Verizon Wireless Conveniently Retracts $2 ‘Convenience Fee’

Posted by · December 30, 2011 3:55 pm

And then, as quickly as it had appeared, it was gone. So went the story of the Verizon Wireless $2 ‘Convenience Fee’. One day after the telecom giant announced the dawn of a new fee for those who wish to retain control over bill payment, Verizon issued a brief statement Friday announcing that it had decided not to institute the new fee.

Set to take effect mid-January, the so-called convenience fee would have added a $2 charge to every Verizon customer who choose to make single payments online or over the phone each month.

“The company made the decision in response to customer feedback about the plan, which was designed to improve the efficiency of those transactions,” the statement said.

Precisely what type of efficiency improvements Verizon had in mind for the new fee were not mentioned in the announcement.

Nevertheless, Verizon Wireless CEO Dan Mead took the opportunity to reassure customers that the company takes “great care” in listening to its customers, as well as to “encourage” Verizon customers to “take advantage of the best and most efficient options.” This strategy, he concluded, would do away with the alleged “need” for a fee.

Such a statement by the Mead leads one to wonder why the fee needed to be introduced in the first place if all that was needed was a little encouragement for customers to choose the payment option that’s best for them. At the expense of making such an assumption, it’s probably safe to say that most people are self-interested enough to do that already.

Then again, what’s done is done, and the consumer has emerged the victor.

It probably didn’t hurt the cause to have the Federal Communications Commission issue a statement earlier Friday, assuring American consumers that it, too, was “concerned” and would be “looking into the matter.”

And although the FCC’s initial cause for concern may be gone (for now), it may be wise for the agency to continuing its “looking” considering the widespread complaints that Verizon regularly overcharges its customers. To be sure, Verizon Wireless admitted in 2010 that is had overcharged 15 million customers—a reason to be skeptical of enrolling in AutoPay if I’ve ever heard one.

  • Soursop_addict

    I wish I had time to write an article about what exactly “in response to customer feedback” means here. People tend to think that everyone just sends a nice email to Verizon stating they shouldn’t do it!… The reality is, they get thousands and thousands of emails cursing the $#&T out of them and threatening to leave the company immediately.

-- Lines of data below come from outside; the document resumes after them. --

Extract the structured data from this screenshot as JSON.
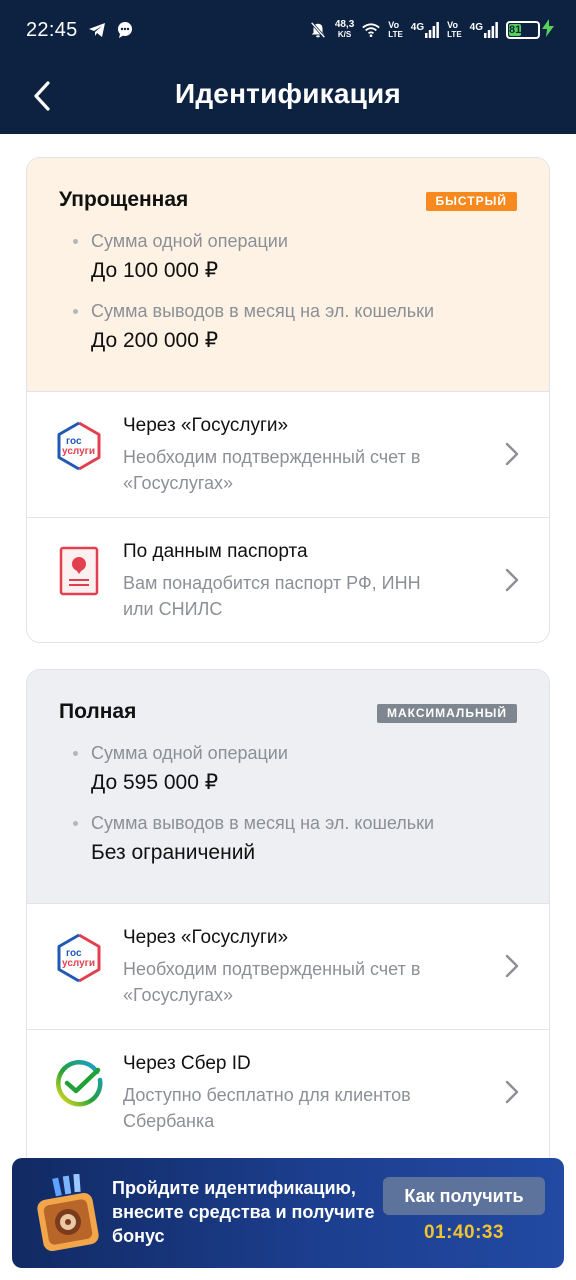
{
  "status_bar": {
    "time": "22:45",
    "net_speed_value": "48,3",
    "net_speed_unit": "K/S",
    "sim1_label_top": "Vo",
    "sim1_label_bottom": "LTE",
    "sim1_network": "4G",
    "sim2_label_top": "Vo",
    "sim2_label_bottom": "LTE",
    "sim2_network": "4G",
    "battery": "81",
    "icons": [
      "telegram-icon",
      "chat-icon",
      "mute-icon",
      "wifi-icon",
      "signal-icon",
      "battery-icon",
      "charging-icon"
    ]
  },
  "header": {
    "title": "Идентификация"
  },
  "simple": {
    "title": "Упрощенная",
    "badge": "БЫСТРЫЙ",
    "badge_color": "#f7891f",
    "bg_color": "#fdf2e4",
    "limits": [
      {
        "label": "Сумма одной операции",
        "value": "До 100 000 ₽"
      },
      {
        "label": "Сумма выводов в месяц на эл. кошельки",
        "value": "До 200 000 ₽"
      }
    ],
    "methods": [
      {
        "title": "Через «Госуслуги»",
        "desc": "Необходим подтвержденный счет в «Госуслугах»",
        "icon": "gosuslugi-icon",
        "icon_text_1": "гос",
        "icon_text_2": "услуги"
      },
      {
        "title": "По данным паспорта",
        "desc": "Вам понадобится паспорт РФ, ИНН или СНИЛС",
        "icon": "passport-icon"
      }
    ]
  },
  "full": {
    "title": "Полная",
    "badge": "МАКСИМАЛЬНЫЙ",
    "badge_color": "#7e8690",
    "bg_color": "#edeff2",
    "limits": [
      {
        "label": "Сумма одной операции",
        "value": "До 595 000 ₽"
      },
      {
        "label": "Сумма выводов в месяц на эл. кошельки",
        "value": "Без ограничений"
      }
    ],
    "methods": [
      {
        "title": "Через «Госуслуги»",
        "desc": "Необходим подтвержденный счет в «Госуслугах»",
        "icon": "gosuslugi-icon",
        "icon_text_1": "гос",
        "icon_text_2": "услуги"
      },
      {
        "title": "Через Сбер ID",
        "desc": "Доступно бесплатно для клиентов Сбербанка",
        "icon": "sber-id-icon"
      }
    ]
  },
  "banner": {
    "text": "Пройдите идентификацию, внесите средства и получите бонус",
    "button": "Как получить",
    "timer": "01:40:33",
    "icon": "safe-gift-icon"
  },
  "colors": {
    "header_bg": "#0d2241",
    "timer": "#f2c230",
    "gosuslugi_blue": "#1f59b5",
    "gosuslugi_red": "#e2404f",
    "sber_green": "#21a038"
  }
}
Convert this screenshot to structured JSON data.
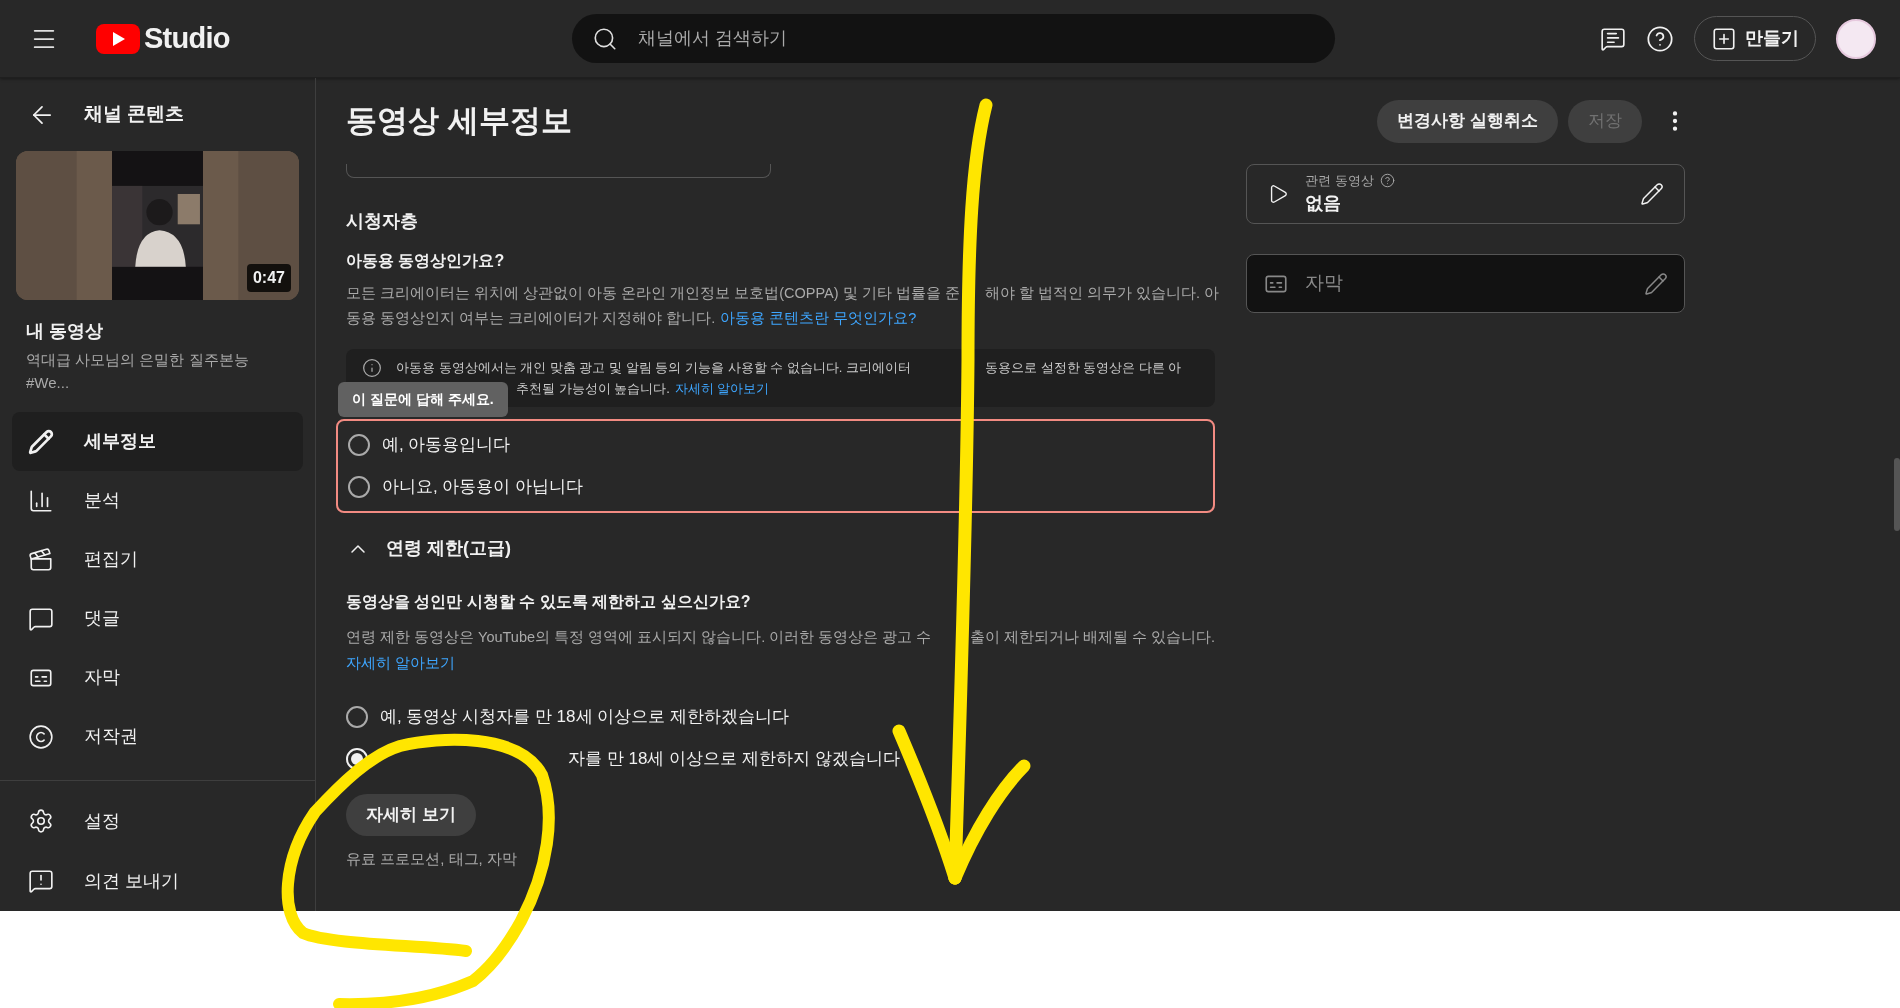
{
  "header": {
    "logo_text": "Studio",
    "search": {
      "placeholder": "채널에서 검색하기"
    },
    "create_button": "만들기"
  },
  "sidebar": {
    "back_label": "채널 콘텐츠",
    "thumbnail": {
      "kind": "picture",
      "duration": "0:47"
    },
    "video_heading": "내 동영상",
    "video_title": "역대급 사모님의 은밀한 질주본능 #We...",
    "nav": [
      {
        "label": "세부정보",
        "selected": true
      },
      {
        "label": "분석",
        "selected": false
      },
      {
        "label": "편집기",
        "selected": false
      },
      {
        "label": "댓글",
        "selected": false
      },
      {
        "label": "자막",
        "selected": false
      },
      {
        "label": "저작권",
        "selected": false
      }
    ],
    "footer_nav": [
      {
        "label": "설정"
      },
      {
        "label": "의견 보내기"
      }
    ]
  },
  "page": {
    "title": "동영상 세부정보",
    "undo_button": "변경사항 실행취소",
    "save_button": {
      "label": "저장",
      "disabled": true
    }
  },
  "audience": {
    "heading": "시청자층",
    "question": "아동용 동영상인가요?",
    "description_parts": [
      "모든 크리에이터는 위치에 상관없이 아동 온라인 개인정보 보호법(COPPA) 및 기타 법률을 준",
      "해야 할 법적인 의무가 있습니다. 아",
      "동용 동영상인지 여부는 크리에이터가 지정해야 합니다."
    ],
    "link": "아동용 콘텐츠란 무엇인가요?",
    "info": {
      "text_parts": [
        "아동용 동영상에서는 개인 맞춤 광고 및 알림 등의 기능을 사용할 수 없습니다. 크리에이터",
        "동용으로 설정한 동영상은 다른 아",
        "추천될 가능성이 높습니다."
      ],
      "link": "자세히 알아보기"
    },
    "tooltip": "이 질문에 답해 주세요.",
    "error": true,
    "options": [
      {
        "label": "예, 아동용입니다",
        "selected": false
      },
      {
        "label": "아니요, 아동용이 아닙니다",
        "selected": false
      }
    ]
  },
  "age_restriction": {
    "heading": "연령 제한(고급)",
    "expanded": true,
    "question": "동영상을 성인만 시청할 수 있도록 제한하고 싶으신가요?",
    "description_parts": [
      "연령 제한 동영상은 YouTube의 특정 영역에 표시되지 않습니다. 이러한 동영상은 광고 수",
      "출이 제한되거나 배제될 수 있습니다."
    ],
    "link": "자세히 알아보기",
    "options": [
      {
        "label": "예, 동영상 시청자를 만 18세 이상으로 제한하겠습니다",
        "selected": false
      },
      {
        "label": "자를 만 18세 이상으로 제한하지 않겠습니다",
        "selected": true
      }
    ]
  },
  "more_button": "자세히 보기",
  "more_hint": "유료 프로모션, 태그, 자막",
  "related_video": {
    "label": "관련 동영상",
    "value": "없음"
  },
  "subtitles": {
    "placeholder": "자막"
  }
}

I’m glad they are ‘listening’ to the customers!.. The same thing happened to Netflix not long ago!.. I don’t understand why are these companies are even allowed to pop up with fees out of thin air!.. shouldn’t they all be regulated… The Banks got regulated, I think these companies should be too!..

  • Jonathan

    Sheesh, how many more companies are going to rook it like this and not learn from others mistakes?!?!?!? STOP being greedy. STOP making stupid decisions without thinking things through. STOP treating your customers like a number and not people.


  • Patrick

    The rationale for the fee was that those one-time payments were more expensive for Verizon to process. Since I do not have the information required to rebut that, I will take Verizon at their word. (I would conjecture that customers that rely on the one-time payment method also have a higher non-payment rate than auto-pay customers, but that is just a guess.)

    Thus, if it is on balance more expensive for Verizon to accept such payments, then it seems reasonable to me that they would apply a surcharge. It also seems reasonable to me that some customers would want to end their business relationship with Verizon because of the fee. That said, it seems nonsensical to me to throw around words laden with moral sentiments, such as “greedy”. The fee might be a bad business decision, but it has nothing to do with morals or ethics. It also seems ludicrous to me that the FCC is getting involved.